There are many clinical trials being conducted in the area of breast cancer. Patients should discuss their participation in appropriate clinical trials with their cancer care team.
Research also continues into the genetic mutations associated with breast cancer. Some studies have identified nearly 200 gene mutations in breast cancer. Another study produced a genetic combination, or “signature” of tumors that may be useful to predict the course of the disease or potential response to treatment. Further genetic research may indicate more patterns in the gene expressions seen in breast cancer and help adapt classifications of tumors to improve treatment.
Staging of breast cancer
Physicians use a staging method to classify breast cancer diagnoses. This information allows them to choose the best treatment options based on the stage and type of cancer. The stages are as follows:
- Stage 0. Includes ductal and lobular carcinoma in situ (noninvasive cancer)
- Stage I. When the cancer has spread beyond a milk duct or lobe, but not outside the breast. The tumor size for this stage is equal to or less than 1 inch across (2 centimeters [cm]).
- Stage II. Like Stage I, Stage II is considered an early stage of breast cancer. Tumors can range from 1 inch across (2 cm) to more than 2 inches across (5 cm). They may or may not have spread to the axillary lymph nodes.
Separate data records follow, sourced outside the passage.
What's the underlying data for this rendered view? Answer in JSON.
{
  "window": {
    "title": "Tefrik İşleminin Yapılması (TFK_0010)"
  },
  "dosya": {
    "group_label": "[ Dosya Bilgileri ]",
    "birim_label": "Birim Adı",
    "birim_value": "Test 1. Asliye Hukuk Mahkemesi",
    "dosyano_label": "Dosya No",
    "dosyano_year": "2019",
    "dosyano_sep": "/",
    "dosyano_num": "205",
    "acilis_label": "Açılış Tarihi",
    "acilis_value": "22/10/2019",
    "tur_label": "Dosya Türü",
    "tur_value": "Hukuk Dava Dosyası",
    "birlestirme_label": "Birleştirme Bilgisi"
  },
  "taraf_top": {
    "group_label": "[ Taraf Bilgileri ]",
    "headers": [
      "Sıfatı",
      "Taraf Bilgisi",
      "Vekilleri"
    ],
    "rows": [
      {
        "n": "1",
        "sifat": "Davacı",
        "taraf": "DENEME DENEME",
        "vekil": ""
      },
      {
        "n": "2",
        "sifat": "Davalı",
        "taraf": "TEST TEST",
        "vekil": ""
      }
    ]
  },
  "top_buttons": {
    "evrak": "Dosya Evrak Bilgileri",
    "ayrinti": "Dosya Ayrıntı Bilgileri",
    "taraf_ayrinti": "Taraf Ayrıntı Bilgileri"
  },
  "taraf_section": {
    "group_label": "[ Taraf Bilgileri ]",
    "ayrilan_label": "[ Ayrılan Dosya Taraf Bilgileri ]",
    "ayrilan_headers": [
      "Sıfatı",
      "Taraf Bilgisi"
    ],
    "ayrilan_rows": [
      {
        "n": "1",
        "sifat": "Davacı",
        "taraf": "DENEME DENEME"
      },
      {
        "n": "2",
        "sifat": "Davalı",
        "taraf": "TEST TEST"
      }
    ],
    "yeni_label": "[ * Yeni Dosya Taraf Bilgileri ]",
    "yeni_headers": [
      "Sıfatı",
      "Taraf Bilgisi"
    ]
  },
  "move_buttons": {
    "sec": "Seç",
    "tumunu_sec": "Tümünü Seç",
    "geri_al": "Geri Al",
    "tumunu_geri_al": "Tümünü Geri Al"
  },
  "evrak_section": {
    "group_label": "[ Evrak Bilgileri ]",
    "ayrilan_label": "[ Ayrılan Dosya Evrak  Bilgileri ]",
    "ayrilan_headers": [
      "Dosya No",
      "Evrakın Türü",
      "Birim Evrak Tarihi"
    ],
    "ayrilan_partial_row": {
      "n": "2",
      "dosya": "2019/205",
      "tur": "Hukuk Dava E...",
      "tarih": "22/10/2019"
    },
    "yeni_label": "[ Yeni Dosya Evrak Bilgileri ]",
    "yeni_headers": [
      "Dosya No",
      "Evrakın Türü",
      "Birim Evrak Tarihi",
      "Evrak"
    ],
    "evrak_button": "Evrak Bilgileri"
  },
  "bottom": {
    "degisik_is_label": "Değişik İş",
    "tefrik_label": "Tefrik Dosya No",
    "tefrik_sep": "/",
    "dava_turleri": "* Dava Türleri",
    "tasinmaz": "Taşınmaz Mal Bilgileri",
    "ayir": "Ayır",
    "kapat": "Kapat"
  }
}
- Stage III (A-C). This is considered a locally advanced form of breast cancer. It has spread to the axillary lymph nodes, to tissues near the breast (such as the skin or chest wall) or to lymph nodes inside the chest wall. Tumors can range from smaller than 2 inches (5 cm) to larger than 2 inches.
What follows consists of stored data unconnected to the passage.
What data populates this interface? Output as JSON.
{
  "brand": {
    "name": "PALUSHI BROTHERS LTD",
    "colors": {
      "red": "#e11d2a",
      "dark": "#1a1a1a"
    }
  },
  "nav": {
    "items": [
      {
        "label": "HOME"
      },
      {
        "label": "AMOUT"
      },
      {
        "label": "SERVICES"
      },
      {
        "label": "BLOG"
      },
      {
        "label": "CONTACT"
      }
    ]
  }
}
- Stage IV. Metastatic cancer, which is cancer that has spread to other more distant organs of the body. Frequent metastatic sites for breast cancer are the bones, lungs, liver or brain. Stage IV is also the classification given to inflammatory breast cancer or breast cancer that has spread to the lymph nodes in the neck near the collarbone.
Questions for your doctor about breast cancer
Preparing questions in advance can help patients have more meaningful discussions with their physicians regarding their condition. Patients may wish to ask their doctor the following questions about breast cancer:
- Am I at high risk for breast cancer?
- What type of abnormality does my mammogram show?
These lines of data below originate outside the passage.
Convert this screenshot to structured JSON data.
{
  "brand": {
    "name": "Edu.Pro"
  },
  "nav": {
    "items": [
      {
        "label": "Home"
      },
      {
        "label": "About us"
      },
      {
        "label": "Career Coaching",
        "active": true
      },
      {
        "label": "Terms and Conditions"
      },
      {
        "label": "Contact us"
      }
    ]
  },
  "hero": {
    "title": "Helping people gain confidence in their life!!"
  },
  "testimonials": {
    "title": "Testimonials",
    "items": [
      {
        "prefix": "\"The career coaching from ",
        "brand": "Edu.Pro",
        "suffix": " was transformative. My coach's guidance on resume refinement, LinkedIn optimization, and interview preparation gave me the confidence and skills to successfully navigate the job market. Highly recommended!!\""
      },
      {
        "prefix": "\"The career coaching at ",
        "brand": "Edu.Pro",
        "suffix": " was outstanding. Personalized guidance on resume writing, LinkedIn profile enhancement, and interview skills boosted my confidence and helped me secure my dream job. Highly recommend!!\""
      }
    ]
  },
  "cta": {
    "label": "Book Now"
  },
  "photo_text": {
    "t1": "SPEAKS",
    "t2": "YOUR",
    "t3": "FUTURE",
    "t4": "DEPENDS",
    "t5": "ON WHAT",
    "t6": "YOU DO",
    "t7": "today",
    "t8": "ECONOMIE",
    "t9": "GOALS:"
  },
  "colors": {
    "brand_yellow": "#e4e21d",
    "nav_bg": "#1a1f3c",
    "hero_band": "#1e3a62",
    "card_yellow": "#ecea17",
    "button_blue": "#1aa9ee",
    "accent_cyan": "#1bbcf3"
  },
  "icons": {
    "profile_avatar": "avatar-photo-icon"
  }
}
- Will I need a biopsy and if so, how will it be done?
- Will I need a lymph node dissection?
- What type of cancer do I have and what stage is it?
- What are the best treatment options for my cancer?
- Will I need hormone therapy following my primary treatment?
- What is the prognosis for my breast cancer?
- What are my chances of a recurrence?
- Am I at risk for other cancers now that I have breast cancer?
- Do you recommend any type of genetic testing?
- Can you refer me to a breast cancer support group?